Parole che riecheggiano quelle pronunciate pochi giorni fa da papa Francesco durante l’omelia della messa per i santi Pietro e Paolo: “Le tentazioni di rimanere fermi sono tante; la tentazione della nostalgia che ci fa affermare che altri sono stati i tempi migliori, per favore non cadiamo nell’“indietrismo”, questo indietrismo di Chiesa che oggi è alla moda”.

Troppe strutture da mantenere. Compiti sempre più stressanti per i preti

Perché non siano parole vuote, Repole segnala alcune sfide molto concrete.

Dobbiamo continuare a mantenere semplicemente tutte le infinite strutture di cui beneficiamo (locali, case, chiese, oratori…) anche se – invece che servire a vivere una vita cristiana ed ecclesiale autentica ed essere degli strumenti per l’evangelizzazione – costituiscono un peso insopportabile, per chi è chiamato a gestirle, rubando energie, serenità e gioia?

Non basta affidare diverse parrocchie a un solo prete se non si cambia nulla

Possiamo continuare a mantenere tutte le parrocchie, immaginando che vi si svolga tutto quello che vi si svolgeva nel passato, chiedendo ad un prete che – invece di essere parroco di una comunità – lo sia di diverse, senza però cambiare nulla?
Come si può immaginare, facendo così, che i preti possano vivere una vita serena, possano trovare il tempo per coltivare la preghiera e la lettura e offrire un servizio qualificato, possano trovare la giusta serenità per incontrare le persone…?
E come pensare che la loro vita possa risultare attrattiva per dei giovani oggi?
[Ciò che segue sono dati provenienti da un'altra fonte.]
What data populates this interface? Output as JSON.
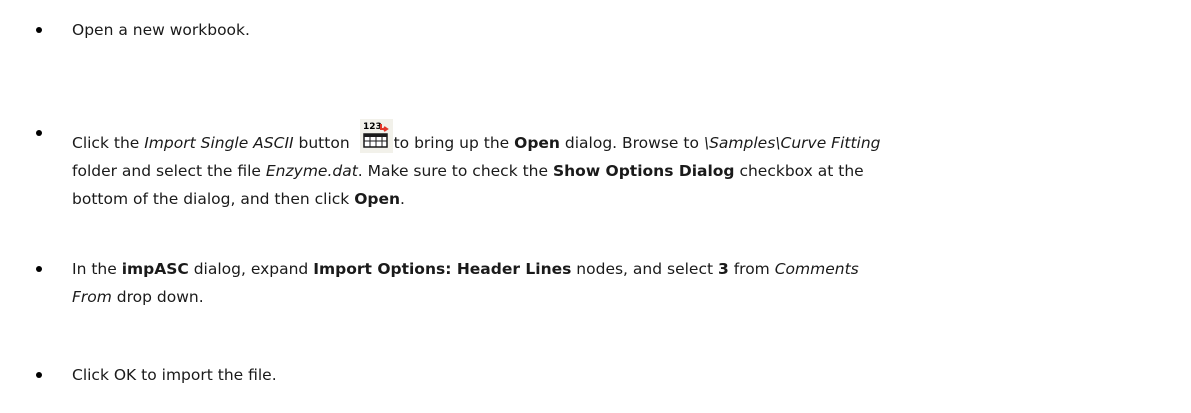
{
  "steps": [
    {
      "segments": [
        {
          "text": "Open a new workbook.",
          "style": "normal"
        }
      ]
    },
    {
      "lines": [
        [
          {
            "text": "Click the ",
            "style": "normal"
          },
          {
            "text": "Import Single ASCII",
            "style": "italic"
          },
          {
            "text": " button ",
            "style": "normal"
          },
          {
            "text": "to bring up the ",
            "style": "normal"
          },
          {
            "text": "Open",
            "style": "bold"
          },
          {
            "text": " dialog. Browse to ",
            "style": "normal"
          },
          {
            "text": "\\Samples\\Curve Fitting",
            "style": "italic"
          }
        ],
        [
          {
            "text": "folder and select the file ",
            "style": "normal"
          },
          {
            "text": "Enzyme.dat",
            "style": "italic"
          },
          {
            "text": ". Make sure to check the ",
            "style": "normal"
          },
          {
            "text": "Show Options Dialog",
            "style": "bold"
          },
          {
            "text": " checkbox at the",
            "style": "normal"
          }
        ],
        [
          {
            "text": "bottom of the dialog, and then click ",
            "style": "normal"
          },
          {
            "text": "Open",
            "style": "bold"
          },
          {
            "text": ".",
            "style": "normal"
          }
        ]
      ],
      "icon": "import-single-ascii-icon"
    },
    {
      "lines": [
        [
          {
            "text": "In the ",
            "style": "normal"
          },
          {
            "text": "impASC",
            "style": "bold"
          },
          {
            "text": " dialog, expand ",
            "style": "normal"
          },
          {
            "text": "Import Options: Header Lines",
            "style": "bold"
          },
          {
            "text": " nodes, and select ",
            "style": "normal"
          },
          {
            "text": "3",
            "style": "bold"
          },
          {
            "text": " from ",
            "style": "normal"
          },
          {
            "text": "Comments",
            "style": "italic"
          }
        ],
        [
          {
            "text": "From",
            "style": "italic"
          },
          {
            "text": " drop down.",
            "style": "normal"
          }
        ]
      ]
    },
    {
      "segments": [
        {
          "text": "Click OK to import the file.",
          "style": "normal"
        }
      ]
    }
  ],
  "icon_label": "123"
}
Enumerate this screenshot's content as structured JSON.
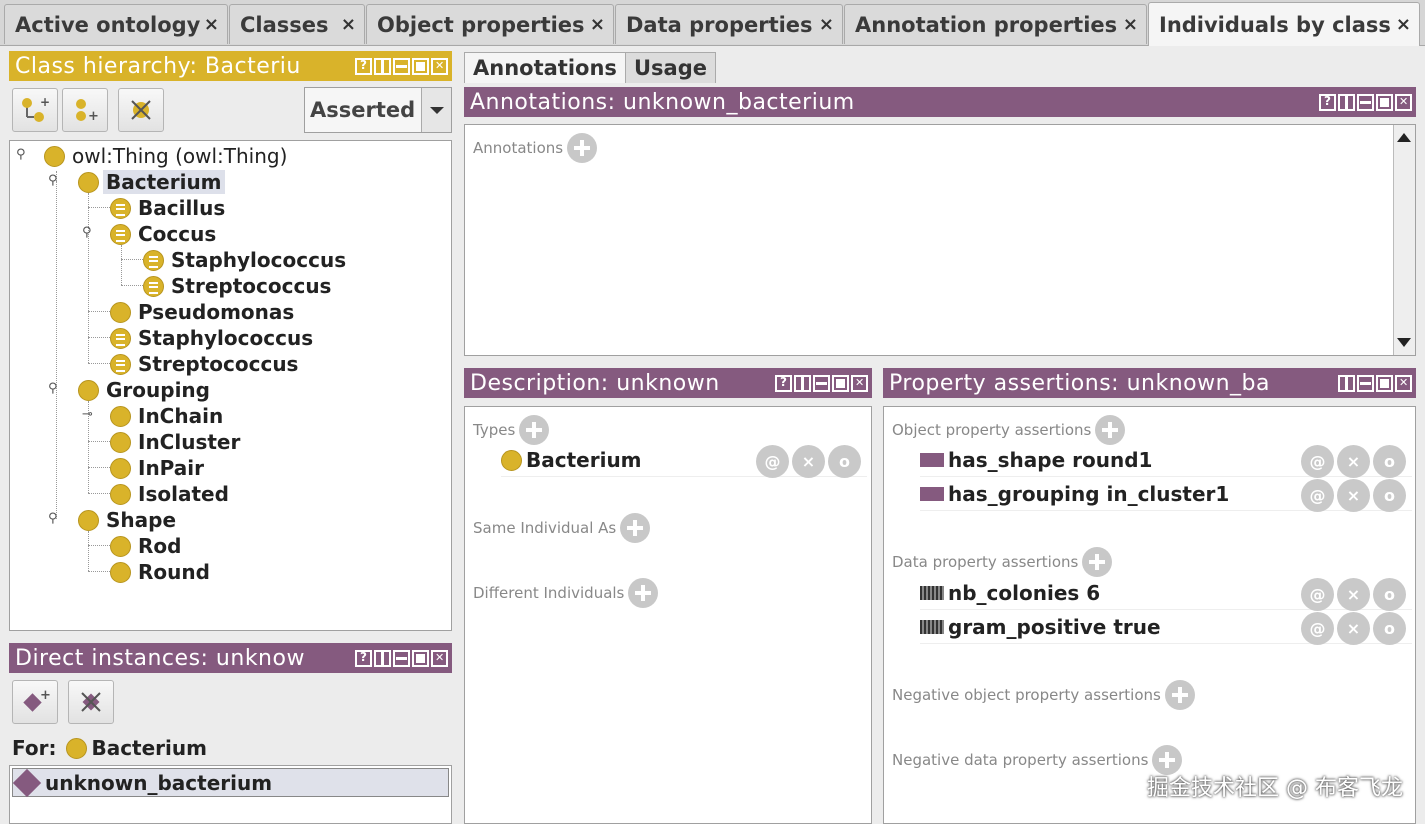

Ridirsi, insieme finalmente, ciò che conta davvero

Sono solo esempi ma che il nuovo Arcivescovo segnala alla sua comunità torinese per dire le sfide del tempo e  la grande opportunità che il Signore offre alla spaventata Chiesa di oggi. Vuol dire mettersi in cammino, non dare più per scontato nulla, ridirsi – insieme, finalmente  – ciò che conta davvero per la vicenda cristiana.

E’ necessario l’apporto di tutti

Nella consapevolezza di un discernimento veramente comunitario che possa portare ad avanzare proposte per “cammini sperimentali”: Cercare di provare oggi (affiancando e sostenendo) quello che – quasi inevitabilmente – saremo chiamati a vivere domani. 

“Per un lavoro come questo e così decisivo ci sarà bisogno dell’apporto di tutti: anche perché la diocesi è davvero vasta e sarà indispensabile, se non vorremo essere ideologici e applicare un’idea preconfezionata alla realtà, discernere che cosa ci è chiesto di fare nelle diverse situazioni. Un conto, ad esempio, sarà ciò che ci sarà richiesto nella grande città, altro in zone di montagna o di campagna.” Per questo la lettera – un testo breve e comprensibile da tutti, anche fuori dal recinto ecclesiale – termina con un appello a tutti: “In questo orizzonte, faccio appello alla buona volontà e alla corresponsabilità di tutti. So molto bene che, per diversi motivi, si può talvolta avere l’impressione, nella Chiesa, di essere richiesti di partecipazione e di proposte, senza che poi si veda un seguito all’incontrarsi, al dialogo, alle proposte avanzate.

Insomma, il nuovo arcivescovo di Torino disegna un metodo e uno stile che, almeno nelle premesse, è significativo. Speriamo che riesca a tradurlo in scelte pastorali adeguate. E speriamo che la stessa visione e lo stesso coraggio oltrepassino i confini della diocesi torinese.